The eloquence of Reader Fred in his reply to The Greatest Sin is Prejudice has sparked responses that reflect the same plight in others. The Christian faith, among many, has not answered the need of “secular” individuals who, despite the rejection of classic doctrines and Biblical mythology, still want a place in a divine world. Where is God?

Many theologians try to address this; Dominic Crosssan, Marcus Borg and Walter Brueggeman are three prominent writers. Marcus Borg in particular has focused on transferring Christian values to a new Christian paradigm not dependent as much on Biblical mythology.

In the last post, mariner referenced a YouTube site showing several videos central to Joseph Campbell’s interpretation of myths as a tool to explain something we cannot understand or a value important in our lives but difficult to describe. The importance of Campbell’s work is that it allows us to observe how other ages and cultures used myths as a means of having faith. Campbell’s insight places faith and belief in a more understandable light.

As secularists pursue faith and doctrine that is meaningful, they must be willing to accept new beliefs of divine forces that replace inadequate beliefs; new beliefs that provide an understanding of extra-human realities that, for the individual, are not subject to human interference.

Six thousand years before Christ, the earliest cultures had no scientific basis for anything. These cultures, most found around Western Turkey, believed that an obese woman, quite fecund like a queen bee, was the source of all creation and for centuries was the origin of human beings. Clearly, we today consider this belief to be in error. However, it was the story that explained creation; faith in it was strong and lasted millennia.

How did we travel from a fecund woman as the source of life to Adam and Eve, to sorcerer powers like separating the Red Sea and turning a snake into a stick, to the belief in a personal god that manages our lives, to Jesus, to the source of love and grace and to an amorphous, impersonal god as the source of creation? Millions of pages have been written about the changing of spiritual icons and the power behind a universe we still are discovering.

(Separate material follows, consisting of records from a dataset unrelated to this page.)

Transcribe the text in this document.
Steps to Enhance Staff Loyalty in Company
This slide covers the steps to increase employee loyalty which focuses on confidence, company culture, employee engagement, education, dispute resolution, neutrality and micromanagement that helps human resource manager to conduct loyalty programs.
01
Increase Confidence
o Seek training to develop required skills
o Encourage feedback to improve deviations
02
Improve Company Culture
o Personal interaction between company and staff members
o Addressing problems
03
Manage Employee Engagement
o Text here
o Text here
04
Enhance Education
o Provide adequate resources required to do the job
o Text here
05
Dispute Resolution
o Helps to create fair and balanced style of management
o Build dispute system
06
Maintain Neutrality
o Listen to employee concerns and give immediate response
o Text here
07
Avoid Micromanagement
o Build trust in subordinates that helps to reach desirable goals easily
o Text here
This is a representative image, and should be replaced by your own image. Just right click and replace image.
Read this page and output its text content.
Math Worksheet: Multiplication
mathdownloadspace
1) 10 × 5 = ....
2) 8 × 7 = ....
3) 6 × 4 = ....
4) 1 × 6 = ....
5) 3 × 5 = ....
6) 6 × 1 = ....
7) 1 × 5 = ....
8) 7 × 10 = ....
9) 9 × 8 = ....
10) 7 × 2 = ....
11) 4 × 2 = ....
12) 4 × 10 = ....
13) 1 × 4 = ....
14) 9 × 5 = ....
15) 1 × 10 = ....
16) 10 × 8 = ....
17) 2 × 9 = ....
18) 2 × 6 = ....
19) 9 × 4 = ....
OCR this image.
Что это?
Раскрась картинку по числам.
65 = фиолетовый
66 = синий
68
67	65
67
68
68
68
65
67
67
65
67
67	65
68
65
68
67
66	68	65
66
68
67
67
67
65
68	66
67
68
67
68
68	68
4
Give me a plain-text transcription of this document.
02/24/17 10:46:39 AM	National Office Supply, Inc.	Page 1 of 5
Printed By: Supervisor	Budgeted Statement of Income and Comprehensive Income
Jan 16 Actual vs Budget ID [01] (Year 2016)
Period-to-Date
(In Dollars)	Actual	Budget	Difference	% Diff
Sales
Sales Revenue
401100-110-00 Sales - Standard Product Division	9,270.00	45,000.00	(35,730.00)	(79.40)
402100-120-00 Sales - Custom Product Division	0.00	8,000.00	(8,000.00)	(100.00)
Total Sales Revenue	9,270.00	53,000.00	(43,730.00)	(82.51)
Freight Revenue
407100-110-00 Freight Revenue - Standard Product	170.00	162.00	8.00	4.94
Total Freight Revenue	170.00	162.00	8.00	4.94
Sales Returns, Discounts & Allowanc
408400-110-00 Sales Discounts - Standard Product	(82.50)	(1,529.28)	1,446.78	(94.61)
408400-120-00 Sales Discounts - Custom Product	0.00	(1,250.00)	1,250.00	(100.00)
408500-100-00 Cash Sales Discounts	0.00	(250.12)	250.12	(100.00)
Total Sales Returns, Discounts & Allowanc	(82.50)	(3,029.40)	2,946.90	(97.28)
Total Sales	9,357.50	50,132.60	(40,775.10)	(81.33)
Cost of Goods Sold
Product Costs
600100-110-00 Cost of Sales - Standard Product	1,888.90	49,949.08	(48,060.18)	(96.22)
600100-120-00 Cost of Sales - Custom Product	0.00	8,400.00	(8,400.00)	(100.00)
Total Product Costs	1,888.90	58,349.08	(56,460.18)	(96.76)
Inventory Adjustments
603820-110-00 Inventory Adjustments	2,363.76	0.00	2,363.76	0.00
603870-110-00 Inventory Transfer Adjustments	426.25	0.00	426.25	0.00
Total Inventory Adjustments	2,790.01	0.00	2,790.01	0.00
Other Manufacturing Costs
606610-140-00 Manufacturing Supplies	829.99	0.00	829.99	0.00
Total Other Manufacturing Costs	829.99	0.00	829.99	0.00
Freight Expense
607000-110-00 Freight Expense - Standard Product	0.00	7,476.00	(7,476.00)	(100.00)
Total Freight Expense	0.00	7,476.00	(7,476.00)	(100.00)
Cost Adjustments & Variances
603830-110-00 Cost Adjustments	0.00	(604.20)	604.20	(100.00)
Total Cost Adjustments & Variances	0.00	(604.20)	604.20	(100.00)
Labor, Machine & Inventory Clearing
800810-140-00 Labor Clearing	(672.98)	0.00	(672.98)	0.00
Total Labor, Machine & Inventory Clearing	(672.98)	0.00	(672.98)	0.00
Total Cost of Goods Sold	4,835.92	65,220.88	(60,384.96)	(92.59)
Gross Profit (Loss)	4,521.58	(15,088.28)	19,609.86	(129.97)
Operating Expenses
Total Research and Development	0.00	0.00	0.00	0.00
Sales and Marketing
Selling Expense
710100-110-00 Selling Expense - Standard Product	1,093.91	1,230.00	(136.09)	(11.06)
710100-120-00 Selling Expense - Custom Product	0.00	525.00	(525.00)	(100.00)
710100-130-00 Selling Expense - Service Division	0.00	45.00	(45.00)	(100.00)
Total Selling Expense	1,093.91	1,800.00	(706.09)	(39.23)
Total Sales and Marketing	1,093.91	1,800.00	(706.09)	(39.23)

After Saint Augustine, the story of love and giving became accepted as the true, central principle of Christianity. All other stories expressed lesser, but still important virtues that were meaningful to many believers. However, true faith lies in the two great commandments. Today, love itself as the power of creation is becoming popular. Could a secularist believe love – in whatever form – is the power behind the universe? Love is a power that humans can use that somehow has the ability to ameliorate a situation. Is amelioration a form of creation? Once asked in an earlier post, is love the true measure of evolution rather than intellectuality? Further, is “God” constrained by anthropomorphic assumptions?

The natural adoption of meaningful theological principles is relatively easy. It may take time but the process is simple. Continue to search for overarching ideas that cannot be disturbed by human knowledge but are a dynamic influence in your life. Your ideas must support a reality that explains how the universe was created, how the universe works – including all elements of evolution, both stars and bacteria.

There are many social behaviors that leave open questions: Will computers be the ultimate evolution of humanity? Is Stephen Hawking right that Homo sapiens will be extinct within ten thousand years? Whatever your belief, it must encompass all potential events.

The Book of Revelation in the New Testament speaks of an Armageddon that will end all life save the righteous. Interestingly, the end indeed will be an Armageddon when the Sun begins to die. The theological question is: what is the definition of “righteous?”